As you can see, the function has not been inlined, despite begin just three instructions, because (I speculate) the assembler doesn’t decorate the object file with the metadata required by linker in order to optimize the function away when going through link time optimization.

The inline assembly way

When using inline assembly, on the other hand, things work as expected, and the resulting binary is optimized correctly.
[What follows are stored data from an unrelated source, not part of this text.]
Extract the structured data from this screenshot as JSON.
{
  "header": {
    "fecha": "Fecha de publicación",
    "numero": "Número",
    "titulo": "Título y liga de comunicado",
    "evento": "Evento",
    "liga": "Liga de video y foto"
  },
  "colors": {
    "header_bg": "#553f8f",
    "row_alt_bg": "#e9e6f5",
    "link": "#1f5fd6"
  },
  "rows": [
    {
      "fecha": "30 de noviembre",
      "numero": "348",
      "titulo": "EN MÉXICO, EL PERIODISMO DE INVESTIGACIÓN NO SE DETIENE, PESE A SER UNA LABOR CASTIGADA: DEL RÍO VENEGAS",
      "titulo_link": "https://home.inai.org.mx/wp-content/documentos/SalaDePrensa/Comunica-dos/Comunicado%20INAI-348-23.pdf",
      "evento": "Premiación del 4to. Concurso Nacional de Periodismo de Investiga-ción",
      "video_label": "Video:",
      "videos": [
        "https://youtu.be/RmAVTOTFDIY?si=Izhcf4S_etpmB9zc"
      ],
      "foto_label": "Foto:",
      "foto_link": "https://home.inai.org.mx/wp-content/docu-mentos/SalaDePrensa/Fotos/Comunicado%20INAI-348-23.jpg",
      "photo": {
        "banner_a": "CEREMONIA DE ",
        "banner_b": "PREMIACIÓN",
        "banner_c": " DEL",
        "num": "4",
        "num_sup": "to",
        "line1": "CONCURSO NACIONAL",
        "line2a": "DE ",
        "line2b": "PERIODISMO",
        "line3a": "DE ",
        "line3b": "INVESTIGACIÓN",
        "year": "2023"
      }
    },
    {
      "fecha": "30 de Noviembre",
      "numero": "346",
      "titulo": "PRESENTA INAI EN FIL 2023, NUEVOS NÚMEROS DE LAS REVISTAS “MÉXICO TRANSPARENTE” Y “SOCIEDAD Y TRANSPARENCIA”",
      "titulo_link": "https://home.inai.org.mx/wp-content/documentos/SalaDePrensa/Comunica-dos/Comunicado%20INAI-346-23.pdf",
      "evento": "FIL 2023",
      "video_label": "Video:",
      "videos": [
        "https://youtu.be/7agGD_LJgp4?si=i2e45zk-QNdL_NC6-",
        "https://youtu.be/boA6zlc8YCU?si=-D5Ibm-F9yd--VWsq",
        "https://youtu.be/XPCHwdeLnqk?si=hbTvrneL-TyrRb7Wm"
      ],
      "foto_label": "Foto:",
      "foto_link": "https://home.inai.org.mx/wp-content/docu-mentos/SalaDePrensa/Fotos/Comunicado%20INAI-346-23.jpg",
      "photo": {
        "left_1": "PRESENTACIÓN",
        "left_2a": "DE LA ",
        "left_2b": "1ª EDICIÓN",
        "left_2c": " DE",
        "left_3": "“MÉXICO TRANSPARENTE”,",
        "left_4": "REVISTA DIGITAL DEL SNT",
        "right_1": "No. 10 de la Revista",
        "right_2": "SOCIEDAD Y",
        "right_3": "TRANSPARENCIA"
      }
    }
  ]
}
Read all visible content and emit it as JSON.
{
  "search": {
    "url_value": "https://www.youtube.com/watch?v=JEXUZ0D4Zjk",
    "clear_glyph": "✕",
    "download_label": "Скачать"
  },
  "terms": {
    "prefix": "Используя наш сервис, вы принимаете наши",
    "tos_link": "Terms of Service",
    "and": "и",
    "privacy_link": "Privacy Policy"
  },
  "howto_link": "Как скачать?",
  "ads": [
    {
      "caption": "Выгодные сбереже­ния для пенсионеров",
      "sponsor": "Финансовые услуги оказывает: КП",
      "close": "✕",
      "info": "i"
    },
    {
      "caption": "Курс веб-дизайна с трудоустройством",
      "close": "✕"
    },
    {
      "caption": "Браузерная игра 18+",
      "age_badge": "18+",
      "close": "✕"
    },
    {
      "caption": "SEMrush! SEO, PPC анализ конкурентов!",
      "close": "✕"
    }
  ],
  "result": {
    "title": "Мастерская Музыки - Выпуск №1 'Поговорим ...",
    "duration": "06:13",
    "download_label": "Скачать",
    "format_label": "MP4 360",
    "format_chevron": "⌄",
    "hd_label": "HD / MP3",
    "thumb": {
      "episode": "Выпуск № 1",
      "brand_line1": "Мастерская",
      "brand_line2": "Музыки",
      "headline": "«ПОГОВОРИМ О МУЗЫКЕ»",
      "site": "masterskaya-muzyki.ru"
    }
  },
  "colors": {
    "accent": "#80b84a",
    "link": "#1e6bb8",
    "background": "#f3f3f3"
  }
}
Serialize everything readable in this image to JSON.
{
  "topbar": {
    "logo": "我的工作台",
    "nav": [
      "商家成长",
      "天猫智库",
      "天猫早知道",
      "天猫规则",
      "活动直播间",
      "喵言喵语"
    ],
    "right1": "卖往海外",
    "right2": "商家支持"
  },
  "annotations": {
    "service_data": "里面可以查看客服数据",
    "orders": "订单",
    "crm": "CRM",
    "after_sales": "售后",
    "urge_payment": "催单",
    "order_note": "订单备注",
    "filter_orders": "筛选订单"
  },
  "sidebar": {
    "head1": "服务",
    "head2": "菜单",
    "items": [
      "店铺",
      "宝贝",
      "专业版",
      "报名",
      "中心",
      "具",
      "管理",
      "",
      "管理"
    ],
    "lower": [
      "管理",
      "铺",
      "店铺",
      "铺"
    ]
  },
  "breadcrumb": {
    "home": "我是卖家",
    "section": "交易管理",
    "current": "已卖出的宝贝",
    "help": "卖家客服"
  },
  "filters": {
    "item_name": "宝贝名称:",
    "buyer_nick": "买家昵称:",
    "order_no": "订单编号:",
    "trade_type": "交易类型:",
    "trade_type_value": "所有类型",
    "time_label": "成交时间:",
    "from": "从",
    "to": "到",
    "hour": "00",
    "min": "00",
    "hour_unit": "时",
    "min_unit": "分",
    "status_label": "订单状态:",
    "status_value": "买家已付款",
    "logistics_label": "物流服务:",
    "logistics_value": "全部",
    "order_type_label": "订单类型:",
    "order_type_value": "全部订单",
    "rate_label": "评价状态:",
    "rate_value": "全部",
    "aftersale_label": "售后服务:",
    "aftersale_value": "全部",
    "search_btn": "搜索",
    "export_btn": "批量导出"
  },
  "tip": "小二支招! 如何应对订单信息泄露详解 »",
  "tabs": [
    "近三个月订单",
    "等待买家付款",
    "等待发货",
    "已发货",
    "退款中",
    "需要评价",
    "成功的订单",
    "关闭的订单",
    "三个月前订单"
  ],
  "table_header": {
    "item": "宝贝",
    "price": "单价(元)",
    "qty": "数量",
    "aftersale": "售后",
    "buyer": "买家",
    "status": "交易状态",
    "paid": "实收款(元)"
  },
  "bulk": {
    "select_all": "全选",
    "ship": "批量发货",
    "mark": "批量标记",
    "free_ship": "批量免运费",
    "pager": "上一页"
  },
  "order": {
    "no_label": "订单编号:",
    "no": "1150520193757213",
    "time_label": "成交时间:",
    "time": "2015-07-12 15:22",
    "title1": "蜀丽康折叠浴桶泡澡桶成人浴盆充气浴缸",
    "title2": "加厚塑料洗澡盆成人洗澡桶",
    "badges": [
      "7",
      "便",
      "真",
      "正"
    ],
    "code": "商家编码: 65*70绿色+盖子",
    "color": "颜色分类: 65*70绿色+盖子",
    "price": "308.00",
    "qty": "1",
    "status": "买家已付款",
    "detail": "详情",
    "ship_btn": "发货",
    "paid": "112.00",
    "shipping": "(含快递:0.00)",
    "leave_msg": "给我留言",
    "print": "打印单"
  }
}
This is the inline equivalent of the previous GetRDTSC function, using the GCC Extended Asm syntax:

static unsigned long
GetRDTSC()
{
  // read time-stamp counter into EDX:EAX
  // then combine into RAX register
  unsigned Low, High;
  __asm__("rdtsc" : "=a"(Low), "=d" (High));
  return ((unsigned long)Low) | (((unsigned long)High) << 32);
}

And this is the disassembled main function:

 Dump of assembler code for function main:
   0x00000000004003b0 <+0>:     rdtsc
   0x00000000004003b2 <+2>:     shl    $0x20,%rdx
   0x00000000004003b6 <+6>:     or     %rdx,%rax
   0x00000000004003b9 <+9>:     imul   %edi,%eax
   0x00000000004003bc <+12>:    retq

Perfect! The function call and associated stack manipulation are gone, and only the essential instructions remain.

This is the superior approach for compact procedures that are invoked frequently, but can quickly become impossible to maintain as the complexity of the assembly function rises.

In Rival Fortress I use a mixture of both approaches: I initially write and debug assembly functions as standalone files, and during profiling sessions I decided if it is worth it to inline them.

NOTE: Inline assembly doesn’t work on MSVC when compiling for x64 targets, so you are out of luck if that is your compiler of choice.